2

I'm attempting to get this csv of Russian troll tweets into a mysql database.

I'm trying to use LOAD DATA LOCAL INFILE like this:

LOAD DATA LOCAL INFILE
'/path/to/csv/data.csv' 
INTO TABLE
mytable
CHARACTER SET
utf8mb4
FIELDS TERMINATED BY 
','
ENCLOSED BY 
'"'
LINES TERMINATED BY
'\n'
IGNORE 1 LINES;

It seems to work for a small sample of the data, but when I try to do the full csv, I'm getting this error:

Error 1300 (HY000): Invalid utf8mb4 character string: 'Those who studied history know this is not even considered histo'

The line throwing the error is this one:

4036537452,4MYSQUAD,Those who studied history know this is not even considered history b\с it was pretty recent. #BlackHistoryMonth [shortened link omitted here],United States,English,2/8/2016 23:18,2/8/2016 23:20,4836,2802,1053,,left,0,0,LeftTroll

If use CHARACTER SET latin1, then it imports just fine, but I lose the emojis from the tweets as well as the tweets in Russian.
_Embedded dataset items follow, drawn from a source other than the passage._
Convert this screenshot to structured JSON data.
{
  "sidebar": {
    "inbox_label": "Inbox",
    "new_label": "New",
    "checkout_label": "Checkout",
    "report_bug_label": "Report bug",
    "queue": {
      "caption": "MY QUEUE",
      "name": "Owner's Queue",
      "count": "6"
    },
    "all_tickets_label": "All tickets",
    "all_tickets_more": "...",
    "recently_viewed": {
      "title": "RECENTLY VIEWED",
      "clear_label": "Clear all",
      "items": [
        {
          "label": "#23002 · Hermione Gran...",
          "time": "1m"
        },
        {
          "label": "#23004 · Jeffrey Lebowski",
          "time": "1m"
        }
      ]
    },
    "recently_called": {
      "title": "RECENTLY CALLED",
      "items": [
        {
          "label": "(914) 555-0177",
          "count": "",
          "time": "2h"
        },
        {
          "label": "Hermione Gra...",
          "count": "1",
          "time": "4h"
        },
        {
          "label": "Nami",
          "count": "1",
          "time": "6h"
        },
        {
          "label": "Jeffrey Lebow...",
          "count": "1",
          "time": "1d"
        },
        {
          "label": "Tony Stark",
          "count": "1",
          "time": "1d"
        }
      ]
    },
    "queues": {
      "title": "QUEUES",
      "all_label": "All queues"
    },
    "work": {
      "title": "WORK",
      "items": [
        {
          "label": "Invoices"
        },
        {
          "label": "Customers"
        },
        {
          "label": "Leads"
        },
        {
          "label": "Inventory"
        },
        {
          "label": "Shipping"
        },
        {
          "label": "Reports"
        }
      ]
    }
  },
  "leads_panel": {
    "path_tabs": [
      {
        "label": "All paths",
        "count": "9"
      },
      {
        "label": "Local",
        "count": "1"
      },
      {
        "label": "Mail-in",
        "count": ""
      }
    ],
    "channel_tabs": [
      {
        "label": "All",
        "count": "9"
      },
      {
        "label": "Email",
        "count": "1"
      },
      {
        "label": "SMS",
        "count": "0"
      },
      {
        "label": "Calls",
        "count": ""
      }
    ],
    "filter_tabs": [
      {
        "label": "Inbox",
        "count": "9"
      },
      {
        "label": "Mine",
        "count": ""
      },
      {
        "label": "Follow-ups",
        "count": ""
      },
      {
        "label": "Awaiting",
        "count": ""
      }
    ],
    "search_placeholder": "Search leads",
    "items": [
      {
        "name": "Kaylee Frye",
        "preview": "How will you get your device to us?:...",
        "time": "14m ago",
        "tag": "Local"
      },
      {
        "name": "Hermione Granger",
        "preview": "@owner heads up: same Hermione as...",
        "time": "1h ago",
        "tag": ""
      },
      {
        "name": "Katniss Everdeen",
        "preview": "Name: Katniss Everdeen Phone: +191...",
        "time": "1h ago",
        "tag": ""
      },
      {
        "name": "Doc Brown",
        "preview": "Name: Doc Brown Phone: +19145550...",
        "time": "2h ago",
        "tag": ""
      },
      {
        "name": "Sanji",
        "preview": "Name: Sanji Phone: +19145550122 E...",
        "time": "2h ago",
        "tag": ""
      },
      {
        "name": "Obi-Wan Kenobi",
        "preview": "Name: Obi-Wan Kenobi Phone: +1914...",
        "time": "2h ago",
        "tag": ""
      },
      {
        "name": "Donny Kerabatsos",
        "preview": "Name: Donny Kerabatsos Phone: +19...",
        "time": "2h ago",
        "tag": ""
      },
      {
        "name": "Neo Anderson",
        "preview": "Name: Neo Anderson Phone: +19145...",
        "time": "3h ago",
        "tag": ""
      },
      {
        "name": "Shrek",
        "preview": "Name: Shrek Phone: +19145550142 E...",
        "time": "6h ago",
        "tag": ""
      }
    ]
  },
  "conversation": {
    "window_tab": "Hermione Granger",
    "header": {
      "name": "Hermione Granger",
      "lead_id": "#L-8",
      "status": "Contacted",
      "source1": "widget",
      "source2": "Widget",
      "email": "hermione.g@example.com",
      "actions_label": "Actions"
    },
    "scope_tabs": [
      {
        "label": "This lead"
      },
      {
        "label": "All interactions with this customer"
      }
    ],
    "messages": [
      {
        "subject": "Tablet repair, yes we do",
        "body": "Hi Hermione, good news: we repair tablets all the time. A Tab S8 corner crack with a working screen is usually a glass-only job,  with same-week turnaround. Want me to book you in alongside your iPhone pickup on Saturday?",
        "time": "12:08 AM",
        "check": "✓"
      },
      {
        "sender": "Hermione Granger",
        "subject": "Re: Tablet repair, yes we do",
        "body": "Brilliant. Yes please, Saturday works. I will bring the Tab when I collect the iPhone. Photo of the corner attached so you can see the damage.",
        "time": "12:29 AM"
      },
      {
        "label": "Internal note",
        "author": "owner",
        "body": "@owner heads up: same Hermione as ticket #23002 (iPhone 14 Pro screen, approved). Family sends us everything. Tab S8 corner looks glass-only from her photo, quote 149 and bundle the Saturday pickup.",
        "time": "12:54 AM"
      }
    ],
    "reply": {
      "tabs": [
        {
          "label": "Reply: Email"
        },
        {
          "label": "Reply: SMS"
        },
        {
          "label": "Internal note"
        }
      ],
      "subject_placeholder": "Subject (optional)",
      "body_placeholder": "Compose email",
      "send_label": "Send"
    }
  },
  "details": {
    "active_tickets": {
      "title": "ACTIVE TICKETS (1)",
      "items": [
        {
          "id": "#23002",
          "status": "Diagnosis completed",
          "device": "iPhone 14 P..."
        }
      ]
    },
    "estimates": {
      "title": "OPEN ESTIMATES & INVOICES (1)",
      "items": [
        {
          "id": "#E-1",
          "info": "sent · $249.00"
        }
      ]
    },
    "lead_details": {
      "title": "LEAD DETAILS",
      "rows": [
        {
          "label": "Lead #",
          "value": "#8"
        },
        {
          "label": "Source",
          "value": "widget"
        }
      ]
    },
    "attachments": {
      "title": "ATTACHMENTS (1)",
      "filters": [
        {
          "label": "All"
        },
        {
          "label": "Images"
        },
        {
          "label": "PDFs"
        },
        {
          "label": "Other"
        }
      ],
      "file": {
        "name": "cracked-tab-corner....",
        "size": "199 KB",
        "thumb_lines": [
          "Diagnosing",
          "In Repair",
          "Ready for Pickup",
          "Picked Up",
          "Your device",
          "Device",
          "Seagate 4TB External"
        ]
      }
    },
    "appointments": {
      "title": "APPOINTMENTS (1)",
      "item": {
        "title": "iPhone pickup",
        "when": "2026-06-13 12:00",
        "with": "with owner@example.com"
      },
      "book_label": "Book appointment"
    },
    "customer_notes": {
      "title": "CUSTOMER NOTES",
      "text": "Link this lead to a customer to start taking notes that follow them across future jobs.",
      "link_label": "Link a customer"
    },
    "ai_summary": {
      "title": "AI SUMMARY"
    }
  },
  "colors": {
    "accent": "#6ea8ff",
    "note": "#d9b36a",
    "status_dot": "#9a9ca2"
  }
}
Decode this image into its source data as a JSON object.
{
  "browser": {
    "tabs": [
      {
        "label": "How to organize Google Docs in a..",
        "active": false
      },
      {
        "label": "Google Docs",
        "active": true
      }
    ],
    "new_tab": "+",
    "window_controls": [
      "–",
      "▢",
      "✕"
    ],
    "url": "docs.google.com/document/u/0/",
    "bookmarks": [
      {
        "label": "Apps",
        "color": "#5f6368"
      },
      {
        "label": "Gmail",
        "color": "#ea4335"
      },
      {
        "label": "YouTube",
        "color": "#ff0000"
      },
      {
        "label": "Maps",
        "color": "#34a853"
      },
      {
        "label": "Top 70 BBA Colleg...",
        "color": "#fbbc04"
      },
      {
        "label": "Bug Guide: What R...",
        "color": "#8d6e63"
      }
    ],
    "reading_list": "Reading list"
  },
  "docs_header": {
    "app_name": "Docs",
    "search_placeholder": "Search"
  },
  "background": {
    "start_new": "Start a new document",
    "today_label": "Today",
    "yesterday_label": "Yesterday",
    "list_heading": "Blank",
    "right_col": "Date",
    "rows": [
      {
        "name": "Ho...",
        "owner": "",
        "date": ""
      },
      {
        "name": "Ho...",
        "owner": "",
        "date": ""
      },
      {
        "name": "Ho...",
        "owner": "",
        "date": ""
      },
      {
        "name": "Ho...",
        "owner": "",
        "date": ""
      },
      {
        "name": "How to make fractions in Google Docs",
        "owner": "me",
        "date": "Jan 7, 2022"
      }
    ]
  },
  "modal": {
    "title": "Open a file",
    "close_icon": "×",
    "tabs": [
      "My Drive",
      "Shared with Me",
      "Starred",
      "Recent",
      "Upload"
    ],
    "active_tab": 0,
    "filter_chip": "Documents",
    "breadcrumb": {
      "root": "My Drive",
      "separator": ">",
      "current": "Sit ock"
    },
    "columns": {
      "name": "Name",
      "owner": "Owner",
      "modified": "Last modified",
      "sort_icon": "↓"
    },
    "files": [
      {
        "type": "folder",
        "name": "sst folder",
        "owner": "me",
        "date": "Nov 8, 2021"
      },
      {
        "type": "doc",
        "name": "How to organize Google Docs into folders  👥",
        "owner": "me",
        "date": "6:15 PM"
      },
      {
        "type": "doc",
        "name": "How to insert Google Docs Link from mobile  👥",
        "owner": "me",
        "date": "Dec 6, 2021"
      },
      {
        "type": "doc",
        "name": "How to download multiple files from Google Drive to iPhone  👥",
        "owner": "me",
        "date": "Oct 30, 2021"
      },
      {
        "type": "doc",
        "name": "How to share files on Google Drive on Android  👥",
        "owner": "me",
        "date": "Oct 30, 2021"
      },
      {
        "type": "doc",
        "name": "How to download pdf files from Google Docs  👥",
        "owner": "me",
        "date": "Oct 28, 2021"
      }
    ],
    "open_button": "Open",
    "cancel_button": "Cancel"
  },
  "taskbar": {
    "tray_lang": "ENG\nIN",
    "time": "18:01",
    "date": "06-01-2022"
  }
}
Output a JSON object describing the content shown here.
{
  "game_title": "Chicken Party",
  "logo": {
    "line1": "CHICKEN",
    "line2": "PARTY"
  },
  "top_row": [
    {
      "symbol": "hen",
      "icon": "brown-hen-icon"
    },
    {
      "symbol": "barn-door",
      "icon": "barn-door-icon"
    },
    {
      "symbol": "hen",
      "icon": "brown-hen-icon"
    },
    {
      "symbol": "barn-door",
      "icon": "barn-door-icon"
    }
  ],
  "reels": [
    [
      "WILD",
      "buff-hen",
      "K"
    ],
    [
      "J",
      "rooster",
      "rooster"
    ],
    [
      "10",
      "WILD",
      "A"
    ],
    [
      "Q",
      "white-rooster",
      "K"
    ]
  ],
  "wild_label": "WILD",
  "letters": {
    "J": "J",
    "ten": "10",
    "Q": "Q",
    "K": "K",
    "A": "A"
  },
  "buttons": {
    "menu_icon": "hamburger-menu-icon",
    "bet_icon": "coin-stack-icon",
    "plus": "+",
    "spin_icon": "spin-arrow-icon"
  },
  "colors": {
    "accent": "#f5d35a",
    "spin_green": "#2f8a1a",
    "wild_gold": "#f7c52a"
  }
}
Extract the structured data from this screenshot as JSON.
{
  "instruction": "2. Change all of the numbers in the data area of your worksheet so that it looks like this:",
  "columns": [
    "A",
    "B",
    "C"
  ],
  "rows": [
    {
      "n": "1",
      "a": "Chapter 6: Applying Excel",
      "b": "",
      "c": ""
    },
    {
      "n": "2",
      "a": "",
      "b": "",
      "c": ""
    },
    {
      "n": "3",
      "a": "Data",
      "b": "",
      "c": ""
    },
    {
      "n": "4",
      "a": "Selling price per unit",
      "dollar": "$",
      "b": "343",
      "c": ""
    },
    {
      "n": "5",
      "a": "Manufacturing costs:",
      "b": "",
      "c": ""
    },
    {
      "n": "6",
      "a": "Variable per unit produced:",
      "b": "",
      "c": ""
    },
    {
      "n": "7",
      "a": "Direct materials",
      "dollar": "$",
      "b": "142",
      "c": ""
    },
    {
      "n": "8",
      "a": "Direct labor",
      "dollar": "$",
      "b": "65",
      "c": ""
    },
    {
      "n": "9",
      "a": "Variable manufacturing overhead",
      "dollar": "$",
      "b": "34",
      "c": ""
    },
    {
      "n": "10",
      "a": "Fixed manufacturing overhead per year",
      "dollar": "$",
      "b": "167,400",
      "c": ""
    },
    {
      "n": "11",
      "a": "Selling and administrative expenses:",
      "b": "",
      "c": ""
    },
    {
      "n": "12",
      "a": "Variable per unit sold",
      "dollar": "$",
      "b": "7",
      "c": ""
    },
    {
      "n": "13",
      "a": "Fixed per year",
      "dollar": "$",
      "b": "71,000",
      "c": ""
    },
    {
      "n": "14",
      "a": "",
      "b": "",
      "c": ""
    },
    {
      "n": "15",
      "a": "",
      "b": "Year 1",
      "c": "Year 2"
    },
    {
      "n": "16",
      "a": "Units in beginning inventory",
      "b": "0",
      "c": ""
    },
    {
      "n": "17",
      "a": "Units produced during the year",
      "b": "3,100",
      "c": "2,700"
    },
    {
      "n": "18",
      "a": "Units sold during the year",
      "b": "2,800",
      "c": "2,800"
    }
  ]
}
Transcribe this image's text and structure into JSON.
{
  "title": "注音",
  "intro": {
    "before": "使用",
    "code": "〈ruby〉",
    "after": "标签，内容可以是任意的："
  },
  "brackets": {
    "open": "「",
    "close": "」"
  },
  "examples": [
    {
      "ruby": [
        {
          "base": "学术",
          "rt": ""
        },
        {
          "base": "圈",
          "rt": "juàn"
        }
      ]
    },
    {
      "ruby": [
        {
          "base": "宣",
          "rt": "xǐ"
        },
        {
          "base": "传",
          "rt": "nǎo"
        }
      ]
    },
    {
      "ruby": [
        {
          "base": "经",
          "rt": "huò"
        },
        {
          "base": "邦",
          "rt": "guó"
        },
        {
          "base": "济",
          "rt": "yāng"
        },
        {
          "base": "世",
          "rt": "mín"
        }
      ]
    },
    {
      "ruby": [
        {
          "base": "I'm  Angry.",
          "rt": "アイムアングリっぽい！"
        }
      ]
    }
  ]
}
the csv has tweets in Russian, German, Swedish and emojis. Is there a way to get all these into my database?

Thank you, and let me know if there is any more information I should include in this question.

georgedum
  • 491
  • 3
  • 10
  • 1
    Why is `b\с` there with a backslash? That's causing the trouble. You need to escape your input. – marekful Aug 06 '18 at 16:14
  • Hmm, looks like the content of that particular tweet had a backslash. Maybe I could set NO_BACKSLASH_ESCAPES for the imports? Not sure if that would have some unwanted consequences. – georgedum Aug 06 '18 at 16:25
  • Welp, that just breaks the LINES TERMINATED BY '\n' part. Maybe there's a workaround for this. Thanks for putting me on the right track anyway. – georgedum Aug 06 '18 at 16:49
  • 1
    Haven't tested, but I would try escaping the \ like mareful suggested so any \ would be like \\ ? – Freddythunder Aug 06 '18 at 16:55

1 Answers1

1

I ended up doing a massive find/replace to replace every '\' with '\\'.

Worked like a charm. Thanks, marekful and Freddythunder for putting me on the right track.

georgedum
  • 491
  • 3
  • 10